Se sabe que existe una comunidad judía en Inca al menos desde que Jaime I conquistó Mallorca en 1229. Dicho esto, su presencia ya había sido mencionada por Severo, obispo de la isla en el siglo V.

El barrio judío de la ciudad (call) data de 1346 y se fundó por decisión de Pedro IV de Aragón, a petición del gobernador de Mallorca, tras las repetidas quejas de la comunidad cristiana, molesta por la presencia judía en la ciudad.
Sin embargo, la construcción del call no logró tranquilizar a la población cristiana. Se tienen constancia de ataques contra los judíos en 1372. En 1391, la turba incendió las casas y los comercios judíos de la ciudad. Este suceso marcó el fin del call y la mayoría de los supervivientes se convirtieron al cristianismo.

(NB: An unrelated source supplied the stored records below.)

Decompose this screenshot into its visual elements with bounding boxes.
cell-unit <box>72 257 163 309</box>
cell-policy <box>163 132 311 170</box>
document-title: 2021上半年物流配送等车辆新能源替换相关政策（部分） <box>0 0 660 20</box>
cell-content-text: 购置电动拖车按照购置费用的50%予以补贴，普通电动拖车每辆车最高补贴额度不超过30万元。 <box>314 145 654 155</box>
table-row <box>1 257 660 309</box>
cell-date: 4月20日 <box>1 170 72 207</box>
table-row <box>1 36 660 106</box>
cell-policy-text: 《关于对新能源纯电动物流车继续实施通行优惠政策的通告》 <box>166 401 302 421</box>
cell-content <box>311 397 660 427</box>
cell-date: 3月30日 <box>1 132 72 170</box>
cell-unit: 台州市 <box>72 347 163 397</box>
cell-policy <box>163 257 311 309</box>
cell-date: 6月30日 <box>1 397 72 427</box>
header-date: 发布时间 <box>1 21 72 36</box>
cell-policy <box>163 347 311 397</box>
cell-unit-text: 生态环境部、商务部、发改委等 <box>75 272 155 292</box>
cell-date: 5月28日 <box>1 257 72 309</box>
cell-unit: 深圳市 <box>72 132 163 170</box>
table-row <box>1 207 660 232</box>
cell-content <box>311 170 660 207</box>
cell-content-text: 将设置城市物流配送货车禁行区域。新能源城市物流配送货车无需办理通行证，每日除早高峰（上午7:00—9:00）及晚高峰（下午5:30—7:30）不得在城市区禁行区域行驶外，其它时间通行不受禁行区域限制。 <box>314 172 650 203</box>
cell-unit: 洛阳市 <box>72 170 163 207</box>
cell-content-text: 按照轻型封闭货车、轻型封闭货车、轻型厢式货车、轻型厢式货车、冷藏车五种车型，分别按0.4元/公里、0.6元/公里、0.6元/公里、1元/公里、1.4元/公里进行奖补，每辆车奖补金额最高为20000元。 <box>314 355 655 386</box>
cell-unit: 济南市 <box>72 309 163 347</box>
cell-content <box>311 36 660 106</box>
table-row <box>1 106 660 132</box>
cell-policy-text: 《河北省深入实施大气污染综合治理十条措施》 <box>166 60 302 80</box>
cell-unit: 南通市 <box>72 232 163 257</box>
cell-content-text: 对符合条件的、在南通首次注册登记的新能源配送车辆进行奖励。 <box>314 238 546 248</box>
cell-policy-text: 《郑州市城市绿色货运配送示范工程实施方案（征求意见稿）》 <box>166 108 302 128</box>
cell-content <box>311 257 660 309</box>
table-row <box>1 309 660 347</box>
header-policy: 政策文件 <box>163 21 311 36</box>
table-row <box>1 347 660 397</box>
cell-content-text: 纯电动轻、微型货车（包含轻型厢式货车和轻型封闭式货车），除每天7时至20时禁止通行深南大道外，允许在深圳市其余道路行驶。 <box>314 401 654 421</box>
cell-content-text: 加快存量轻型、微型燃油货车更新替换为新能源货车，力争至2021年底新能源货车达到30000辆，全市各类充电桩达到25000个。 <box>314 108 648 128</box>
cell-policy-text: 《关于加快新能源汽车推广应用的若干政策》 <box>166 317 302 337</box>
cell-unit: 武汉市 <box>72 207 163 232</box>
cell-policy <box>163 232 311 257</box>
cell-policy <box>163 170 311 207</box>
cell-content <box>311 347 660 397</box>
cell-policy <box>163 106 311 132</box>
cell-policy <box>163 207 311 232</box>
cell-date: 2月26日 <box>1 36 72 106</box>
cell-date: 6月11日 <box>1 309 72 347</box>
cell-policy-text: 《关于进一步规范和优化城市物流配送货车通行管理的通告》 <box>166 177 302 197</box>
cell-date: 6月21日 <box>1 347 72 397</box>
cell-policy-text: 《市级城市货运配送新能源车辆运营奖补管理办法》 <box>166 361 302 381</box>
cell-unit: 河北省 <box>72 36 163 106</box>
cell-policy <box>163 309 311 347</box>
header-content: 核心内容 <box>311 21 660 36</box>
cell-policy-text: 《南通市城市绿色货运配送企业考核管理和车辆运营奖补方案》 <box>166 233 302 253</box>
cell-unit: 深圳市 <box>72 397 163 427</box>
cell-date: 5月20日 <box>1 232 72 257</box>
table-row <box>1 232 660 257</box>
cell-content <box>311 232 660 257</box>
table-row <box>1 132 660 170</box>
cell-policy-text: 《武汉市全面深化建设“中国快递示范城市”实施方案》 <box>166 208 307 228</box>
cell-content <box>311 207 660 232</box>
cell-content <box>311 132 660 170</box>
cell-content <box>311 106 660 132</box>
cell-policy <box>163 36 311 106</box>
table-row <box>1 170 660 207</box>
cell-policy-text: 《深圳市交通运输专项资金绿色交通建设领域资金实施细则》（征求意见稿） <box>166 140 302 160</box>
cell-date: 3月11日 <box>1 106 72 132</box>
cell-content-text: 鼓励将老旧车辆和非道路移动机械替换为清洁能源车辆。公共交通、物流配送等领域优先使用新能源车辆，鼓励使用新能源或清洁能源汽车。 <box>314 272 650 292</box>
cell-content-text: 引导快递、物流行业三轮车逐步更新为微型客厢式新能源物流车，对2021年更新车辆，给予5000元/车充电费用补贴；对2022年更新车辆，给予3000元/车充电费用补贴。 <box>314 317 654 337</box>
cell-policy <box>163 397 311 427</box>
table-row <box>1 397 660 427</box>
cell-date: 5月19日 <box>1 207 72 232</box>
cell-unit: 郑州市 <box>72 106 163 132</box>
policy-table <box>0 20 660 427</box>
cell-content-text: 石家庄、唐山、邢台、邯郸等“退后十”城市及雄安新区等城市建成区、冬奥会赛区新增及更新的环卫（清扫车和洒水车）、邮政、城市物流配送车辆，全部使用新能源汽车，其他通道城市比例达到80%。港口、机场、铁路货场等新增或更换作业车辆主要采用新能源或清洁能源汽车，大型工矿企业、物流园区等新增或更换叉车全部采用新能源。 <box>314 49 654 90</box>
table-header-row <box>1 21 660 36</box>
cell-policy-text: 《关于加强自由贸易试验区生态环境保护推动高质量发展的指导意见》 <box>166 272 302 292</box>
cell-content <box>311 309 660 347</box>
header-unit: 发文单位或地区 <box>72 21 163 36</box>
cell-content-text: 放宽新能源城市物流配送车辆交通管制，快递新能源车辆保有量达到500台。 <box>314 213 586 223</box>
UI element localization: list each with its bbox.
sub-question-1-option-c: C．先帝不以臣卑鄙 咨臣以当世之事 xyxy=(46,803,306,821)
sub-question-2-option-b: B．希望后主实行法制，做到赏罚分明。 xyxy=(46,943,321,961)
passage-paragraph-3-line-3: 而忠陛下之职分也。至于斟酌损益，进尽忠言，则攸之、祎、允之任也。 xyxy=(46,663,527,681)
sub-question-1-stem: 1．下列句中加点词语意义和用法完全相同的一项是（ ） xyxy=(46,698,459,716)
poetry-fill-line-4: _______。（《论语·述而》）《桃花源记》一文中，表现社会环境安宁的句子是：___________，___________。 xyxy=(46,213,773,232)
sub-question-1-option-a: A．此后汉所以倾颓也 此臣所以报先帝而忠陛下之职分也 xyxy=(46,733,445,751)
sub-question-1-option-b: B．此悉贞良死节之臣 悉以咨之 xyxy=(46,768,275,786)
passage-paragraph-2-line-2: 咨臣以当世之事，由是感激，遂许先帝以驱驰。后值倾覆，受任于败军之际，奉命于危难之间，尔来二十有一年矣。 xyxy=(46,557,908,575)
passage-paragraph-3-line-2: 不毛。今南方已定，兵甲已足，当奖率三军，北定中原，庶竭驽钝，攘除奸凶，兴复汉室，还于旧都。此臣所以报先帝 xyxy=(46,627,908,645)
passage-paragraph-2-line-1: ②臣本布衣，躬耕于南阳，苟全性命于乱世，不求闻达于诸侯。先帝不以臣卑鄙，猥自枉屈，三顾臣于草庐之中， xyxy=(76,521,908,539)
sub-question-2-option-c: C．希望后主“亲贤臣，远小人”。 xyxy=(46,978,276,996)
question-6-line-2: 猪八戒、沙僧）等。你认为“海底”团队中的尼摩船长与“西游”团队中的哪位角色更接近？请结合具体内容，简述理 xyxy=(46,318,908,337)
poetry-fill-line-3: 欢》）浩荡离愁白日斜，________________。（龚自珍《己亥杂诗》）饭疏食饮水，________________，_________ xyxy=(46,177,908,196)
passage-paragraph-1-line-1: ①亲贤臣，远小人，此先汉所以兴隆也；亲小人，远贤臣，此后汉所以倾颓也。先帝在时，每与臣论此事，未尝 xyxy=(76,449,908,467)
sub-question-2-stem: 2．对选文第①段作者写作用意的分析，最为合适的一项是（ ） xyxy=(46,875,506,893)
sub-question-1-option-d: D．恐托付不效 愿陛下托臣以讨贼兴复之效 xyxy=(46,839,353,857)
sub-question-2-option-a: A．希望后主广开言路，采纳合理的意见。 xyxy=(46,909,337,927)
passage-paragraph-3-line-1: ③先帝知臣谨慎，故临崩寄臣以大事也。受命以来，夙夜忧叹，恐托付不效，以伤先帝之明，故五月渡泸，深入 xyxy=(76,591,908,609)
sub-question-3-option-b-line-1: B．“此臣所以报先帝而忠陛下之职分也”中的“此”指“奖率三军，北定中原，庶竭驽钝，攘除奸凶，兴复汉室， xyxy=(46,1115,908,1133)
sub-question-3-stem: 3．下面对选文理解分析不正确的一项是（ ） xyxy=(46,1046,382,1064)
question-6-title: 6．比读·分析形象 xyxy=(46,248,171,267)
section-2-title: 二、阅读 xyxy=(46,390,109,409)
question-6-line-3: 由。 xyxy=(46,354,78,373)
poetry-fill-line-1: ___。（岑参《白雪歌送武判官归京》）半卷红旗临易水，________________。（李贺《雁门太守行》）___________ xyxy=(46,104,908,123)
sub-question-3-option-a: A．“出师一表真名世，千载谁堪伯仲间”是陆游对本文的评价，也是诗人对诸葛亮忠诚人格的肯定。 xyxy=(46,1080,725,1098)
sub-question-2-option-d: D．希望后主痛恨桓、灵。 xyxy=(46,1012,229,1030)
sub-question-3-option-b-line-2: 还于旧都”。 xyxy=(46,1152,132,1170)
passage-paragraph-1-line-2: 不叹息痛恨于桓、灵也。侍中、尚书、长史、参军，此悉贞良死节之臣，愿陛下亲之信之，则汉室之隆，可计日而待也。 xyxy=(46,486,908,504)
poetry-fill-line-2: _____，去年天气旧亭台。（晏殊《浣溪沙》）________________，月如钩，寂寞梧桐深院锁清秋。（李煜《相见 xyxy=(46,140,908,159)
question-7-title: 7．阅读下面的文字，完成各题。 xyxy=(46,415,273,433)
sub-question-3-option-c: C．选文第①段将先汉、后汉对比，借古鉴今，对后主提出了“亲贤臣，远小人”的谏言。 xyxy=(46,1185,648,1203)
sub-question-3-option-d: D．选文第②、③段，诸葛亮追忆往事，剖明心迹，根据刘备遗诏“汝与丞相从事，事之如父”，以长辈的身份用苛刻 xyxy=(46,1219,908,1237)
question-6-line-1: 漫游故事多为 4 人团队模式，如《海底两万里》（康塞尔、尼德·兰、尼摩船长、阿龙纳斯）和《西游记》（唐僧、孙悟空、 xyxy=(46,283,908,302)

Es muy probable que el call contara con una sinagoga. De hecho, en un documento de 1392, el converso Bortomeua reclama derechos de herencia sobre una propiedad que pertenecía a su abuelo «Jucef Ben Baharon, rabino de la escuela judía del call». La ubicación del call se encuentra hoy entre las calles Sant Francesc, Virtut, Can Valella, Pare Cerdà, El Call y La Rosa. Se estima que allí vivieron unos 306 judíos, en su mayoría comerciantes y artesanos.
La casa Can Moroig está situada en el número 22 de la calle de Can Valella y también se conoce como Can Móra. El edificio se encuentra en el corazón del antiguo call y, por lo tanto, se ha identificado como un antiguo hogar judío. A simple vista, esta casa de una sola planta parece datar del siglo XVI. Su fachada, construida con piedras pequeñas, es similar a la de otras casas del barrio. Desocupada durante años y deteriorada por el paso del tiempo, la casa fue adquirida hace unos diez años. La renovación llevada a cabo por los propietarios reveló múltiples elementos arquitectónicos que demuestran su origen medieval, en particular los arcos góticos. Excavaciones más exhaustivas han puesto de manifiesto que los cimientos de la casa datan del siglo XIV, o incluso del XIII. Se han descubierto un horno y una bodega, así como, en el patio, una cisterna adornada con motivos antropomórficos —se distinguen dos ojos y una nariz—. La casa se puede visitar.